Le débat s’est alors recentré sur le respect des conditions de l’adoption (communauté de vie du couple, C. civ., art. 345-1., art. 370 nouv. ; consentement de la mère biologique, C. civ., art. 348-1 ; appréciation d’un éventuel refus de sa part, C. civ., art. 348-6., art. 348-7 nouv. ; absence de rétractation dans un délai de deux mois, C. civ., art. 348-3, al. 3, art. 348-5 nouv., avec les questions procédurales subséquentes qui peuvent venir se greffer en cas de procédure de divorce en cours, Civ. 1re, 11 mai 2023, RJPF 2023/7-8, obs. J. Boisson) et l’appréciation de son prononcé au regard de l’intérêt de l’enfant (C. civ., art. 353, al.1 et art. 353-1 nouv.). La jurisprudence est fournie. On y retrouve un partage d’opinions entre ceux qui estiment que l’intérêt de l’enfant d’avoir deux parents prédomine (Civ. 1re, 3 nov. 2021, n° 20-16.745, AJ fam. 2022, p. 43, obs. F. Berdeaux, RTD civ. 2022, p. 107, obs A.-M. Leroyer) et ceux qui considèrent que son intérêt est plutôt de ne pas être otage d’une procédure qui le dépasse (CA Caen, 14 déc. 2023, n° 22/01676, Dr. fam. 2024, comm. 30, note C. Siffrein-Blanc) dans des circonstances le plus souvent où un consentement à l’adoption a été donné et non rétracté dans le délai de deux mois. L’appréciation de l’intérêt de l’enfant par les juges du fond est souveraine, rappelle avec constance la Cour de cassation. Mais elle entend rester garante du respect des conditions posées par la loi.

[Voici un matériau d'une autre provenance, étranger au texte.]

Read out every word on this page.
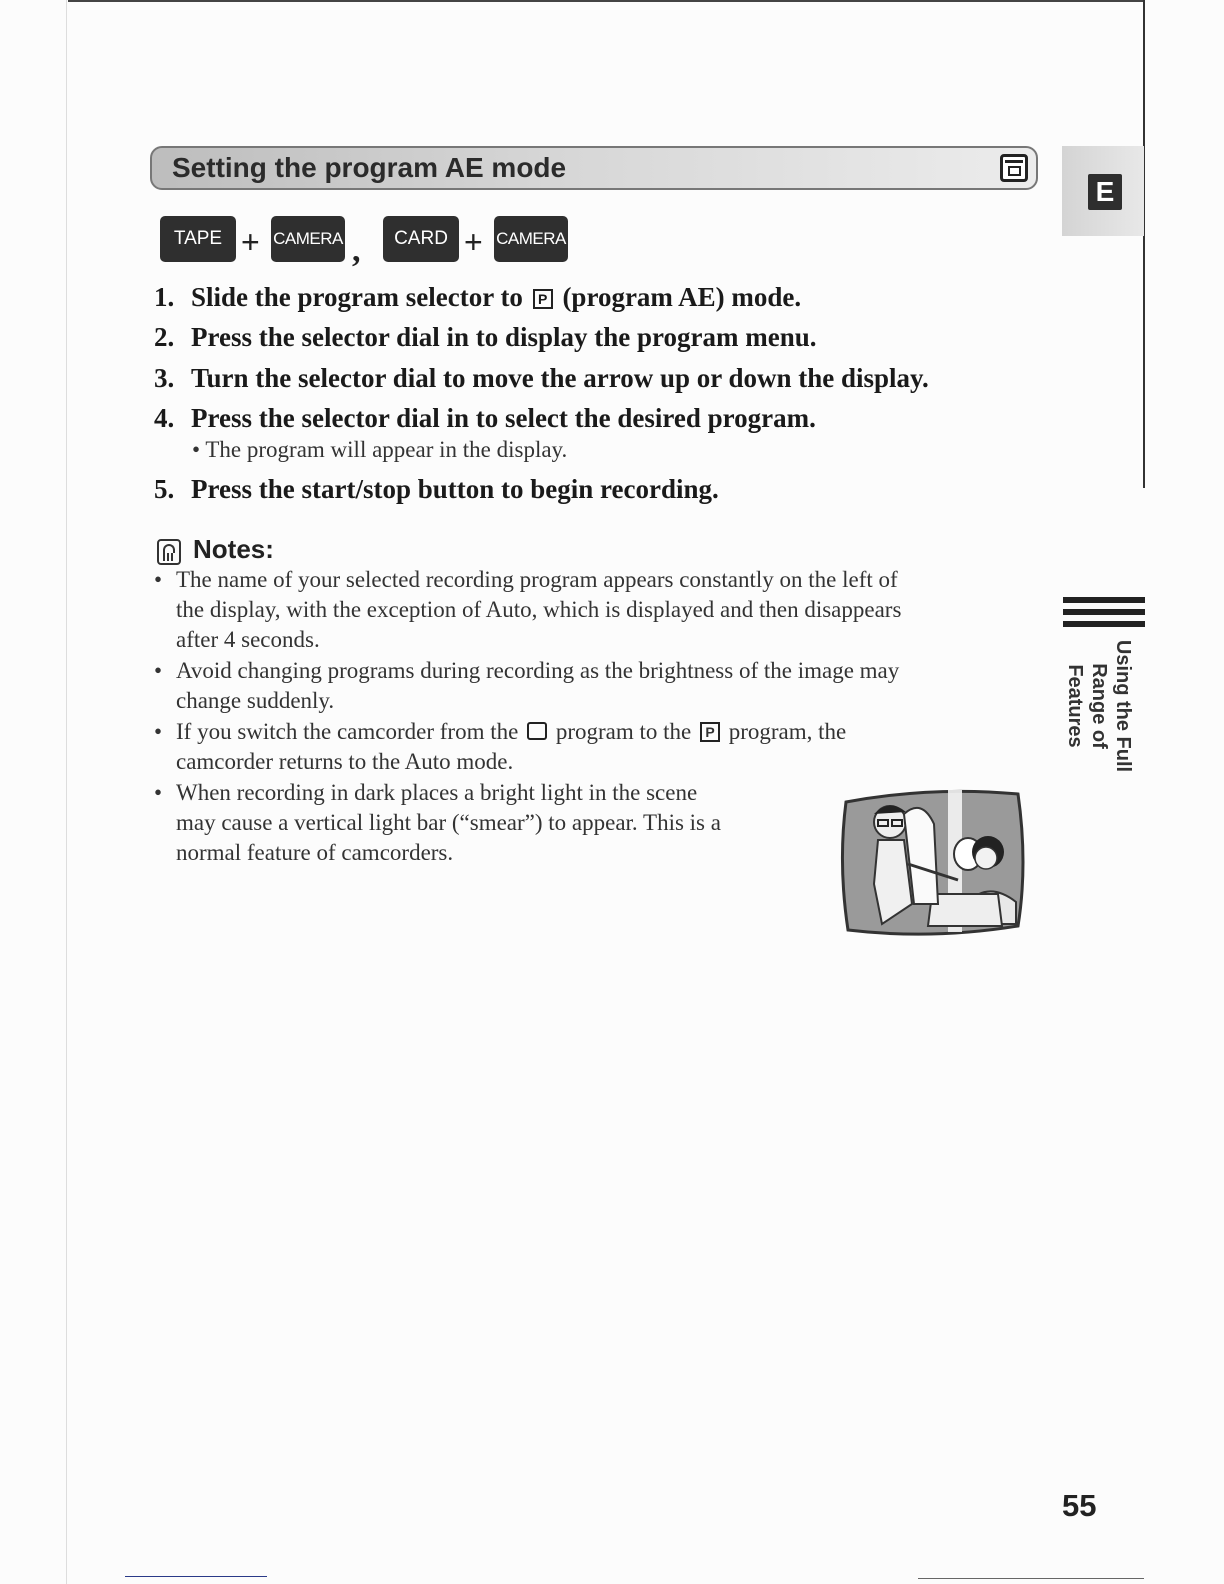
Setting the program AE mode
E
TAPE + CAMERA ,	CARD + CAMERA
1. Slide the program selector to P (program AE) mode.
2. Press the selector dial in to display the program menu.
3. Turn the selector dial to move the arrow up or down the display.
4. Press the selector dial in to select the desired program.
• The program will appear in the display.
5. Press the start/stop button to begin recording.
Notes:
• The name of your selected recording program appears constantly on the left of
the display, with the exception of Auto, which is displayed and then disappears
after 4 seconds.
• Avoid changing programs during recording as the brightness of the image may
change suddenly.
• If you switch the camcorder from the program to the P program, the
camcorder returns to the Auto mode.
• When recording in dark places a bright light in the scene
may cause a vertical light bar (“smear”) to appear. This is a
normal feature of camcorders.
Using the Full
Range of Features
55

Au rang de ces conditions figure le consentement de la mère biologique, dont il convient de souligner l’importance en raison des effets que produit l’adoption. Il était prévisible que viendrait la tentation d’essayer de contourner cette condition et de mettre en cause son refus au nom des droits fondamentaux. Le présent arrêt y répond par un rappel opportun des principes de droit commun qui gouvernent l’adoption, en replaçant dans ce cadre l’exigence de consentement du ou des parents à l’adoption de leur enfant et les circonstances exceptionnelles qui peuvent autoriser le juge à passer outre à un refus. Cela suppose non seulement que le refus soit jugé abusif, mais également que le ou les parents se soient désintéressés de l’enfant « au risque d’en compromettre la santé ou la moralité » (Civ. 1re, 18 nov. 1997, Dr. fam. 1998, n° 20, note P. Murat). Les juges du fond ont semblé parfois prendre quelques libertés avec la lettre du texte (TGI Lille, 14 oct. 2019, AJ fam. 2020, p. 248, obs. F. Berdeaux ; TJ Pontoise, 24 nov. 2020, AJ fam. 2021, p. 182, obs. L. Brunet). Pourtant, l’exigence du consentement des parents à l’adoption autant que l’appréciation de leur refus tracent une ligne de crête étroite dans le droit de l’adoption, en considération précisément de l’intérêt de l’enfant (ici âgé de 11 ans et auquel un administrateur ad hoc a dû être désigné pour la circonstance). Il est permis d’espérer que le cadre mis en place désormais pour sécuriser la filiation de l’enfant issu d’une PMA au profit d’un couple de femmes, permettra d’éviter pour peu qu’il soit respecté, les tentatives de détournement des conditions de l’adoption.